En nada se parece la Medicina, en cuanto a saber y acción, de lo que era cuando comencé a practicarla. Hoy, un reto de nuevos saberes y progreso cooperativo. Retos y posibilidades son lo mismo: el mundo digital, la microingeniería, la robotización, la inteligencia artificial… Nada de todo esto será ajeno a la Medicina, ciencia impura que todo aprovecha por necesaria curiosidad, experimentación y utilidad. Ni a los médicos, cuya vida ha de ser estudio y convenio. Sus generaciones serán más sabias y mejores. Los problemas a afrontar los veo en la necesidad de armonía. Armonía en su estructura y en la relación con los proveedores de medios. La diversidad de hacer y saber, que ha conducido a lo que llamamos especialidades, precisa de su interconexión profunda y segura, cosa que no se obtiene con la supeditación de unas sobre otras. Armonía con los que han de proporcionar medios al arte [Medicina] y su distribución en espacio y tiempo. Armonía entre los profesionales de la política y de la medicina. El entendimiento entre las dos profesionales, médicos y políticos, tiene obligatoriamente los caminos trazados. Las condiciones del político son las de representante, compromisario y gestor. Y también el médico debe representar al hombre enfermo, comprometerse con su beneficio y bienestar, y gestionar con eficiencia los medios que se le entregan. Hemos de darnos un futuro abierto y generoso. Obligarnos a desplazar a los mediocres y mezquinos. Éste es el reto del que depende el futuro.

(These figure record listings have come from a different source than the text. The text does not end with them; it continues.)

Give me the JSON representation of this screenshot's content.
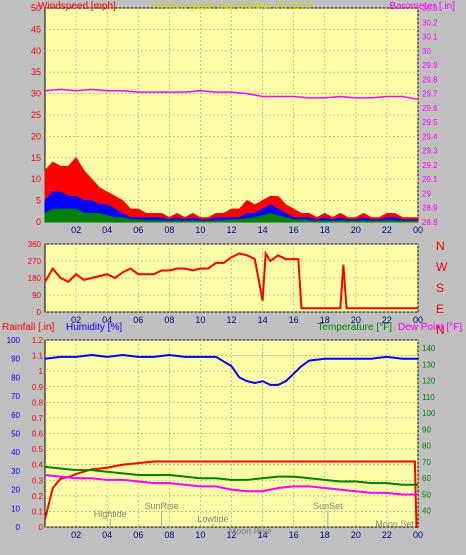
{
  "chart_data": [
    {
      "type": "line",
      "title": "24 hour graph day   October 25 2017",
      "left_label": "Windspeed [mph]",
      "right_label": "Barometer [.in]",
      "ylim": [
        0,
        50
      ],
      "yticks": [
        "0",
        "5",
        "10",
        "15",
        "20",
        "25",
        "30",
        "35",
        "40",
        "45",
        "50"
      ],
      "y2lim": [
        28.8,
        30.3
      ],
      "y2ticks": [
        "28.8",
        "28.9",
        "29",
        "29.1",
        "29.2",
        "29.3",
        "29.4",
        "29.5",
        "29.6",
        "29.7",
        "29.8",
        "29.9",
        "30",
        "30.1",
        "30.2",
        "30.3"
      ],
      "xlim": [
        0,
        24
      ],
      "xticks": [
        "02",
        "04",
        "06",
        "08",
        "10",
        "12",
        "14",
        "16",
        "18",
        "20",
        "22",
        "00"
      ],
      "grid": true,
      "series": [
        {
          "type": "area",
          "color": "#ff0000",
          "x": [
            0,
            0.5,
            1,
            1.5,
            2,
            2.5,
            3,
            3.5,
            4,
            4.5,
            5,
            5.5,
            6,
            6.5,
            7,
            7.5,
            8,
            8.5,
            9,
            9.5,
            10,
            10.5,
            11,
            11.5,
            12,
            12.5,
            13,
            13.5,
            14,
            14.5,
            15,
            15.5,
            16,
            16.5,
            17,
            17.5,
            18,
            18.5,
            19,
            19.5,
            20,
            20.5,
            21,
            21.5,
            22,
            22.5,
            23,
            23.5,
            24
          ],
          "values": [
            12,
            14,
            13,
            13,
            15,
            12,
            10,
            8,
            7,
            6,
            5,
            3,
            3,
            2,
            2,
            2,
            1,
            2,
            1,
            2,
            1,
            1,
            2,
            2,
            3,
            3,
            5,
            4,
            5,
            6,
            6,
            4,
            3,
            2,
            2,
            1,
            2,
            1,
            2,
            1,
            1,
            2,
            1,
            1,
            2,
            2,
            1,
            1,
            1
          ]
        },
        {
          "type": "area",
          "color": "#0000ff",
          "x": [
            0,
            0.5,
            1,
            1.5,
            2,
            2.5,
            3,
            3.5,
            4,
            4.5,
            5,
            5.5,
            6,
            6.5,
            7,
            7.5,
            8,
            8.5,
            9,
            9.5,
            10,
            10.5,
            11,
            11.5,
            12,
            12.5,
            13,
            13.5,
            14,
            14.5,
            15,
            15.5,
            16,
            16.5,
            17,
            17.5,
            18,
            18.5,
            19,
            19.5,
            20,
            20.5,
            21,
            21.5,
            22,
            22.5,
            23,
            23.5,
            24
          ],
          "values": [
            5,
            7,
            7,
            6,
            6,
            5,
            5,
            4,
            4,
            3,
            2,
            1,
            1,
            1,
            1,
            1,
            0.5,
            1,
            0.5,
            1,
            0.5,
            0.5,
            1,
            1,
            1,
            1,
            2,
            2,
            3,
            4,
            3,
            2,
            1,
            1,
            1,
            0.5,
            1,
            0.5,
            1,
            0.5,
            0.5,
            1,
            0.5,
            0.5,
            1,
            1,
            0.5,
            0.5,
            0.5
          ]
        },
        {
          "type": "area",
          "color": "#008000",
          "x": [
            0,
            0.5,
            1,
            1.5,
            2,
            2.5,
            3,
            3.5,
            4,
            4.5,
            5,
            5.5,
            6,
            6.5,
            7,
            7.5,
            8,
            8.5,
            9,
            9.5,
            10,
            10.5,
            11,
            11.5,
            12,
            12.5,
            13,
            13.5,
            14,
            14.5,
            15,
            15.5,
            16,
            16.5,
            17,
            17.5,
            18,
            18.5,
            19,
            19.5,
            20,
            20.5,
            21,
            21.5,
            22,
            22.5,
            23,
            23.5,
            24
          ],
          "values": [
            2,
            3,
            3,
            3,
            3,
            2,
            2,
            2,
            1.5,
            1,
            1,
            0.5,
            0.5,
            0.3,
            0.3,
            0.3,
            0.2,
            0.3,
            0.2,
            0.3,
            0.2,
            0.2,
            0.3,
            0.3,
            0.5,
            0.5,
            0.8,
            1,
            1.5,
            2,
            1.5,
            1,
            0.5,
            0.5,
            0.3,
            0.2,
            0.3,
            0.2,
            0.3,
            0.2,
            0.2,
            0.3,
            0.2,
            0.2,
            0.3,
            0.3,
            0.2,
            0.2,
            0.2
          ]
        },
        {
          "type": "line",
          "color": "#ff00ff",
          "axis": "y2",
          "x": [
            0,
            1,
            2,
            3,
            4,
            5,
            6,
            7,
            8,
            9,
            10,
            11,
            12,
            13,
            14,
            15,
            16,
            17,
            18,
            19,
            20,
            21,
            22,
            23,
            24
          ],
          "values": [
            29.72,
            29.73,
            29.72,
            29.73,
            29.72,
            29.72,
            29.71,
            29.71,
            29.71,
            29.71,
            29.72,
            29.71,
            29.71,
            29.7,
            29.68,
            29.68,
            29.68,
            29.67,
            29.67,
            29.68,
            29.67,
            29.67,
            29.68,
            29.68,
            29.66
          ]
        }
      ]
    },
    {
      "type": "line",
      "ylim": [
        0,
        360
      ],
      "yticks": [
        "0",
        "90",
        "180",
        "270",
        "360"
      ],
      "right_labels": [
        "N",
        "W",
        "S",
        "E",
        "N"
      ],
      "xlim": [
        0,
        24
      ],
      "xticks": [
        "02",
        "04",
        "06",
        "08",
        "10",
        "12",
        "14",
        "16",
        "18",
        "20",
        "22",
        "00"
      ],
      "grid": true,
      "series": [
        {
          "name": "",
          "color": "#ff0000",
          "x": [
            0,
            0.5,
            1,
            1.5,
            2,
            2.5,
            3,
            3.5,
            4,
            4.5,
            5,
            5.5,
            6,
            6.5,
            7,
            7.5,
            8,
            8.5,
            9,
            9.5,
            10,
            10.5,
            11,
            11.5,
            12,
            12.5,
            13,
            13.5,
            14,
            14.2,
            14.5,
            15,
            15.5,
            16,
            16.3,
            16.5,
            17,
            18,
            19,
            19.2,
            19.4,
            19.6,
            20,
            21,
            22,
            23,
            24
          ],
          "values": [
            160,
            230,
            180,
            160,
            200,
            170,
            180,
            190,
            200,
            180,
            210,
            230,
            200,
            200,
            200,
            220,
            220,
            230,
            230,
            220,
            230,
            230,
            260,
            260,
            290,
            310,
            300,
            280,
            60,
            310,
            270,
            300,
            280,
            280,
            280,
            20,
            20,
            20,
            20,
            250,
            20,
            20,
            20,
            20,
            20,
            20,
            20
          ]
        }
      ]
    },
    {
      "type": "line",
      "left_labels": [
        "Rainfall [.in]",
        "Humidity [%]"
      ],
      "right_labels": [
        "Temperature [°F]",
        "Dew Point [°F]"
      ],
      "ylim": [
        0,
        1.2
      ],
      "yticks": [
        "0",
        "0.1",
        "0.2",
        "0.3",
        "0.4",
        "0.5",
        "0.6",
        "0.7",
        "0.8",
        "0.9",
        "1",
        "1.1",
        "1.2"
      ],
      "y2lim": [
        0,
        100
      ],
      "y2ticks": [
        "0",
        "10",
        "20",
        "30",
        "40",
        "50",
        "60",
        "70",
        "80",
        "90",
        "100"
      ],
      "y3lim": [
        30,
        145
      ],
      "y3ticks": [
        "40",
        "50",
        "60",
        "70",
        "80",
        "90",
        "100",
        "110",
        "120",
        "130",
        "140"
      ],
      "xlim": [
        0,
        24
      ],
      "xticks": [
        "02",
        "04",
        "06",
        "08",
        "10",
        "12",
        "14",
        "16",
        "18",
        "20",
        "22",
        "00"
      ],
      "grid": true,
      "annotations": [
        "Hightide",
        "SunRise",
        "Lowtide",
        "Moon Rise",
        "SunSet",
        "Moon Set"
      ],
      "series": [
        {
          "name": "Rainfall",
          "color": "#ff0000",
          "x": [
            0,
            0.5,
            1,
            1.5,
            2,
            3,
            4,
            5,
            6,
            7,
            8,
            9,
            10,
            11,
            12,
            13,
            14,
            15,
            16,
            17,
            18,
            19,
            20,
            21,
            22,
            23,
            23.8,
            23.9,
            24
          ],
          "values": [
            0.05,
            0.25,
            0.31,
            0.32,
            0.34,
            0.37,
            0.38,
            0.4,
            0.41,
            0.42,
            0.42,
            0.42,
            0.42,
            0.42,
            0.42,
            0.42,
            0.42,
            0.42,
            0.42,
            0.42,
            0.42,
            0.42,
            0.42,
            0.42,
            0.42,
            0.42,
            0.42,
            0.0,
            0.0
          ]
        },
        {
          "name": "Humidity",
          "color": "#0000ff",
          "axis": "y2",
          "x": [
            0,
            1,
            2,
            3,
            4,
            5,
            6,
            7,
            8,
            9,
            10,
            11,
            12,
            12.5,
            13,
            13.5,
            14,
            14.5,
            15,
            15.5,
            16,
            16.5,
            17,
            18,
            19,
            20,
            21,
            22,
            23,
            24
          ],
          "values": [
            90,
            91,
            91,
            92,
            91,
            92,
            91,
            91,
            92,
            91,
            91,
            91,
            86,
            80,
            78,
            77,
            78,
            76,
            76,
            78,
            82,
            86,
            89,
            90,
            90,
            90,
            90,
            91,
            90,
            90
          ]
        },
        {
          "name": "Temperature",
          "color": "#008000",
          "axis": "y3",
          "x": [
            0,
            1,
            2,
            3,
            4,
            5,
            6,
            7,
            8,
            9,
            10,
            11,
            12,
            13,
            14,
            15,
            16,
            17,
            18,
            19,
            20,
            21,
            22,
            23,
            24
          ],
          "values": [
            67,
            66,
            65,
            65,
            64,
            63,
            62,
            62,
            62,
            61,
            60,
            60,
            59,
            59,
            60,
            61,
            61,
            60,
            59,
            58,
            58,
            57,
            57,
            56,
            56
          ]
        },
        {
          "name": "Dew Point",
          "color": "#ff00ff",
          "axis": "y3",
          "x": [
            0,
            1,
            2,
            3,
            4,
            5,
            6,
            7,
            8,
            9,
            10,
            11,
            12,
            13,
            14,
            15,
            16,
            17,
            18,
            19,
            20,
            21,
            22,
            23,
            24
          ],
          "values": [
            62,
            61,
            60,
            60,
            59,
            59,
            58,
            57,
            57,
            56,
            55,
            55,
            53,
            52,
            52,
            54,
            55,
            55,
            54,
            53,
            52,
            51,
            51,
            50,
            50
          ]
        }
      ]
    }
  ]
}
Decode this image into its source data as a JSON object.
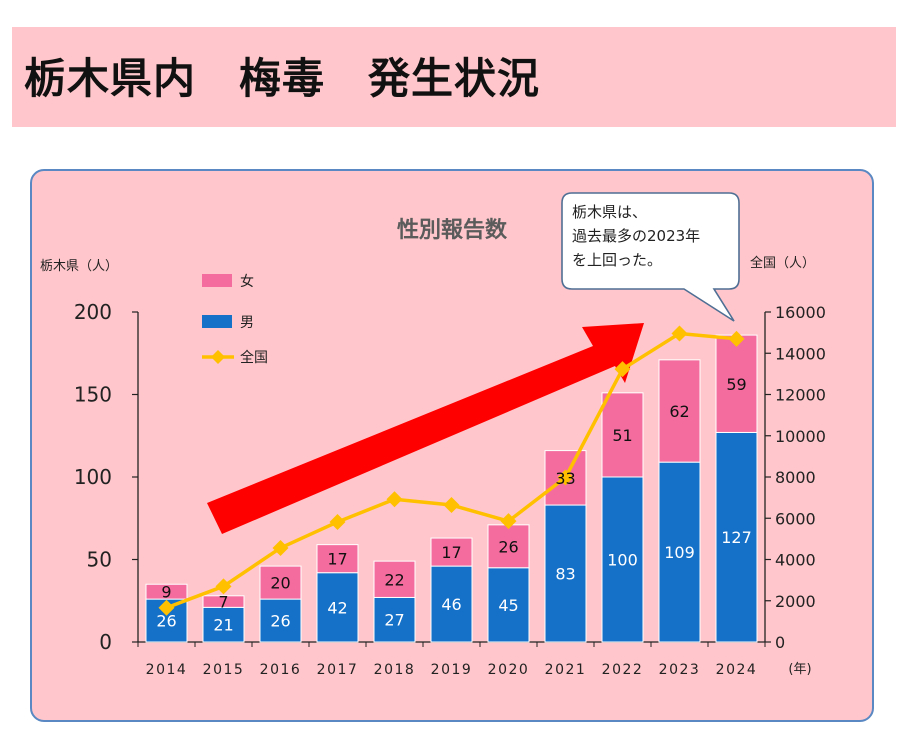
{
  "header": {
    "title": "栃木県内　梅毒　発生状況"
  },
  "chart_data": {
    "type": "bar",
    "title": "性別報告数",
    "categories": [
      "2014",
      "2015",
      "2016",
      "2017",
      "2018",
      "2019",
      "2020",
      "2021",
      "2022",
      "2023",
      "2024"
    ],
    "series": [
      {
        "name": "男",
        "values": [
          26,
          21,
          26,
          42,
          27,
          46,
          45,
          83,
          100,
          109,
          127
        ],
        "color": "#1570c8"
      },
      {
        "name": "女",
        "values": [
          9,
          7,
          20,
          17,
          22,
          17,
          26,
          33,
          51,
          62,
          59
        ],
        "color": "#f46c9e"
      }
    ],
    "line_series": {
      "name": "全国",
      "values": [
        1660,
        2700,
        4560,
        5820,
        6920,
        6640,
        5860,
        7980,
        13230,
        14960,
        14700
      ],
      "color": "#ffc000"
    },
    "ylabel_left": "栃木県（人）",
    "ylabel_right": "全国（人）",
    "xlabel": "(年)",
    "ylim_left": [
      0,
      200
    ],
    "ylim_right": [
      0,
      16000
    ],
    "yticks_left": [
      "0",
      "50",
      "100",
      "150",
      "200"
    ],
    "yticks_right": [
      "0",
      "2000",
      "4000",
      "6000",
      "8000",
      "10000",
      "12000",
      "14000",
      "16000"
    ],
    "legend": {
      "position": "top-left",
      "entries": [
        "女",
        "男",
        "全国"
      ]
    },
    "callout": [
      "栃木県は、",
      "過去最多の2023年",
      "を上回った。"
    ],
    "trend_arrow": "increasing"
  }
}
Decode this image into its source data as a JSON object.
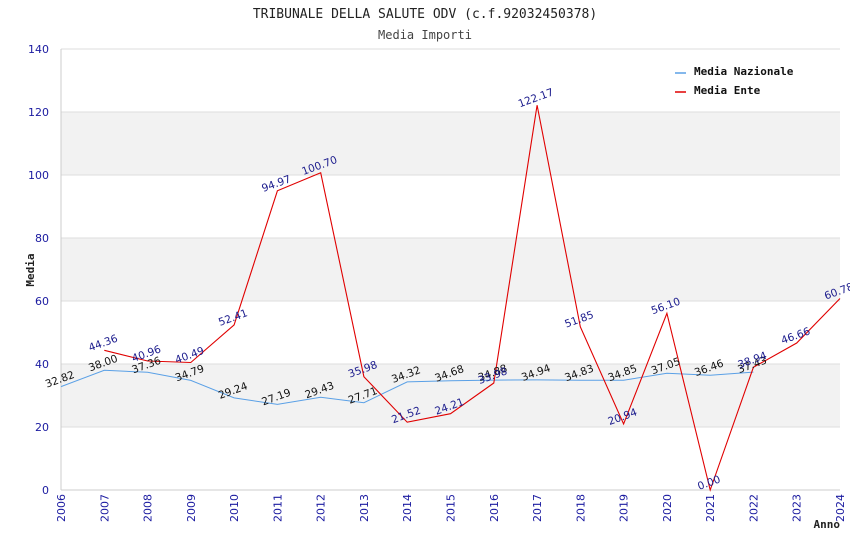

2 thoughts on “Conversa amb Agustín Zamarrón, metge i diputat al Congrés: “Medicina y política obedecen a la moral y requieren compromiso”

  1. Mercè Pons Aguilar

    Aún recuerdo a Teresa Portus que coincidimos como residentes MIR en la promoción de 1975.
    Quiero manifestaros a los dos, la alegría que me ha supuesto saber de vosotros de nuevo.
    Siempre recordaré la sensación de regocijo que tenía de hacer la residencia de Medicina Interna en dicho hospital. Pensaba que estaba en el mejor lugar para mi formación y así fue: lo que aprendí de todos vosotros, el rigor científico, la honradez y la humanidad fue muy importante para toda mi vida profesional
    Un abrazo a Teresa.
    Soc la Mercè Pons

  2. Isidro Ferrer

    Era un maestro de la vida y de la medicina. Y sigue con el mismo impetu, inteligencia y sabiduria.
    Para mi fue una persona clave que marco unos valores que me han acompañado siempre.